"Bridgetticks indeed! She couldn't teach manners to a biled owl, to speak of. She better give her time to studying of 'em herself. Whatever was the name she called the gentleman, lass? Tell us again."

"The long gentleman?"

"Ah!"

"She didn't call him nuffint."

"Well, then—the short gentleman."

"A Cure."

"Well!—that wasn't manners, lassie. She had ought to have called him Sir—or his name, for that matter, if she'd come by it. Couldn't she say his name with Mister? In course she could, only she didn't know it."

Lizarann stopped and stood nodding on the pavement. "Bridgetticks, she knowed his name—the short one," she said. "Because the tall gentleman, he called it him." Then the two went on again, Jim having reclaimed the hand he had let go for a moment to confirm a strange quick perception of the child's emphatic nods by touching her head.
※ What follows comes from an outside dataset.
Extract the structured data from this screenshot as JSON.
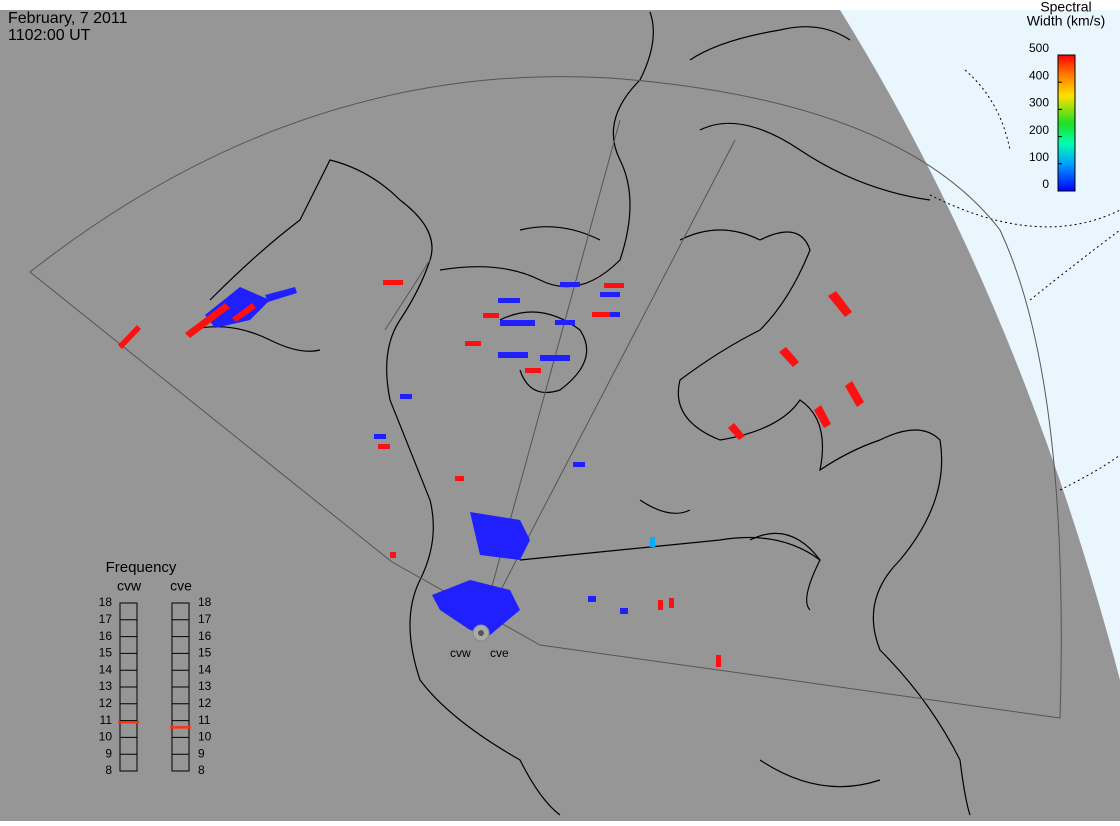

"What was the name of the short one the tall gentleman called him by?" he asked. This was not merely to make conversation. Jim had fancied he caught a familiar sound in the name one of his young swells of the morning had applied to the other. He had not heard their reference to Tallack Street. Had he done so, he would at once have identified them as the subjects of a narrative of Lizarann's some days since. She now offered an imperfect version of the name, and Jim at once caught the connection. He had heard the name Scipio—used by the young man when he gave him his sixpence for a box of Vesuvians.

"Sippy-oh—was that it?" said he. "Well, that's a queer start too. I've seen your two gentlemen, little lass, only this morning. One of 'em, he planked down a tanner for one box. Not Sippy-oh—t'other young master. What were the two of 'em doing again down in Tallack Street?"